Le complexe du nul ? Sans doute. Mais je pense que c'est un peu différenbt en ce qui me concerne. J'ai connu l'échec scolaire dans certaines matières à deux reprises (les langues étaient dans le lot des nombreuses matières où je sombrais). Ce qui m'a sans doute sauvé, c'est qu'il y a toujours eu des disciplines où j'étais parmi les meilleurs. Je crois que dans le cadre scolaire, il faut absolument valoriser les réussites et pas uniquement dire où cela ne va pas ou que rien ne va quand il y a des choses qui vont.

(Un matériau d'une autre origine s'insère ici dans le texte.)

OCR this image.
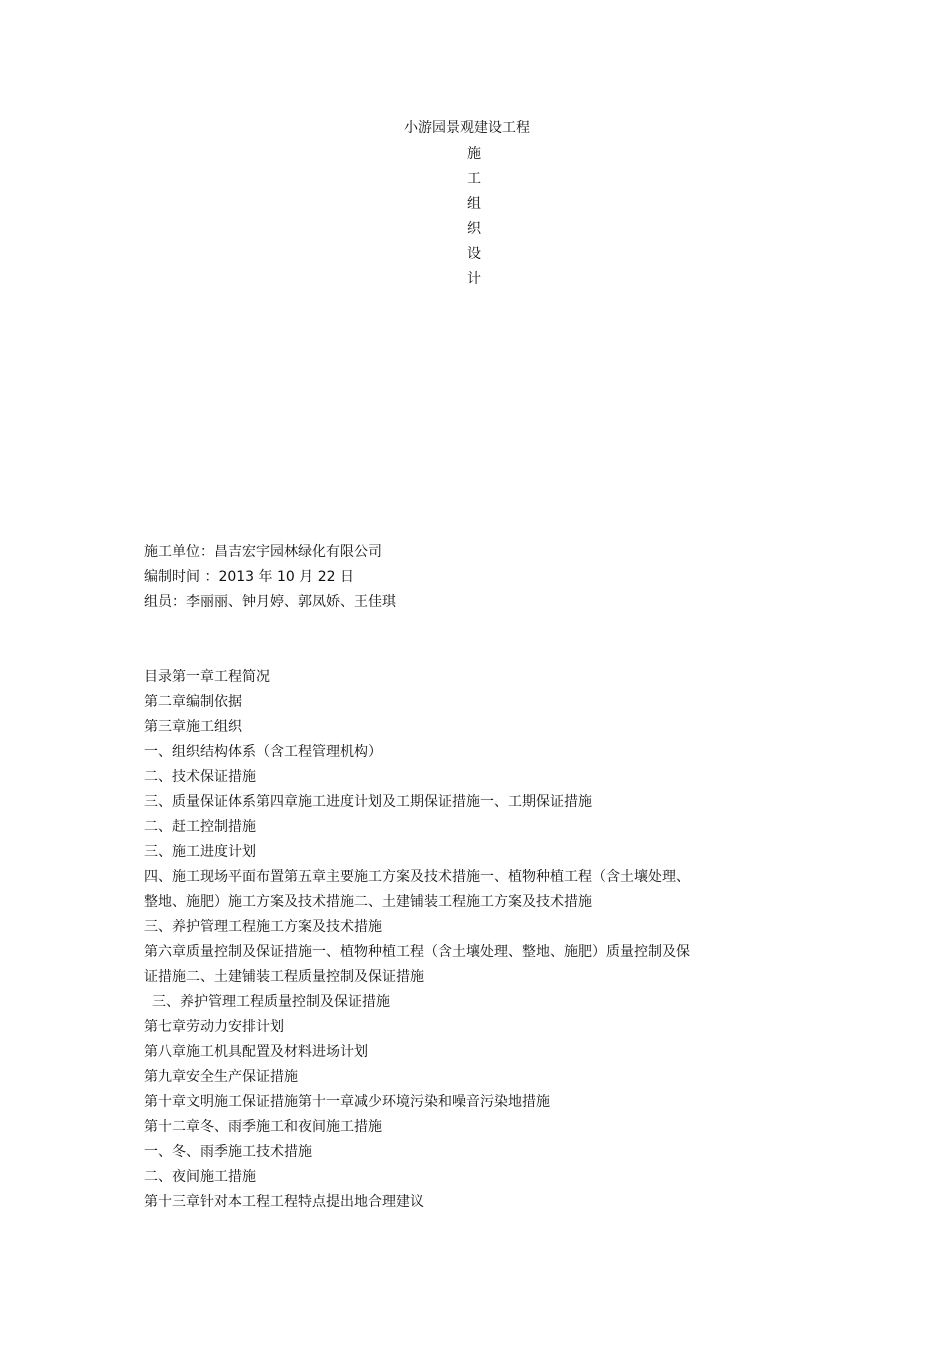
小游园景观建设工程
施
工
组
织
设
计
施工单位：昌吉宏宇园林绿化有限公司
编制时间 ：2013 年 10 月 22 日
组员：李丽丽、钟月婷、郭凤娇、王佳琪
目录第一章工程简况
第二章编制依据
第三章施工组织
一、组织结构体系（含工程管理机构）
二、技术保证措施
三、质量保证体系第四章施工进度计划及工期保证措施一、工期保证措施
二、赶工控制措施
三、施工进度计划
四、施工现场平面布置第五章主要施工方案及技术措施一、植物种植工程（含土壤处理、
整地、施肥）施工方案及技术措施二、土建铺装工程施工方案及技术措施
三、养护管理工程施工方案及技术措施
第六章质量控制及保证措施一、植物种植工程（含土壤处理、整地、施肥）质量控制及保
证措施二、土建铺装工程质量控制及保证措施
三、养护管理工程质量控制及保证措施
第七章劳动力安排计划
第八章施工机具配置及材料进场计划
第九章安全生产保证措施
第十章文明施工保证措施第十一章减少环境污染和噪音污染地措施
第十二章冬、雨季施工和夜间施工措施
一、冬、雨季施工技术措施
二、夜间施工措施
第十三章针对本工程工程特点提出地合理建议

Cher Kalyste,je te propose la lecture de mon petit livre de famille allemand,il a été conservé précieusement puisque je l'ai et pourtant je n'ai jamais eu de pro-nazis dans ma famille,mais les contrôles,la mise en place de la germanisation des écoles ,des administrations était en marche.On n'avait pas choisi les gens qui te demandaient tes papiers pour leur connaissance de la littérature française et si un beau jeune homme,ou un moche,te demandait la moindre chose valait mieux comprendre vite.Le mien est un lexique de 1940 déjà plusieurs fois édité.Ma mère,dans son cahier d'enfant écrit en français le lundi et le mardi,le mercredi tout est en allemand.L'Alsace n'était qu'un préambule.Voilà certainement la raison de ton livre,très courant à cette époque,d'ailleurs ton père,s'il avait été friand de ce bord,dès la peur de l'épuration passée ,aurait veillé à te transmettre ses idées par une bonne éducation.Ta 6ème Latin?Parce que tu étais trop bon sinon on t'aurait envoyé à l'usine ou à la mine.Même parcours...
Cornus: bien d'accord avec ton analyse!
Ipsa: merci pour ce commentaire plus intime.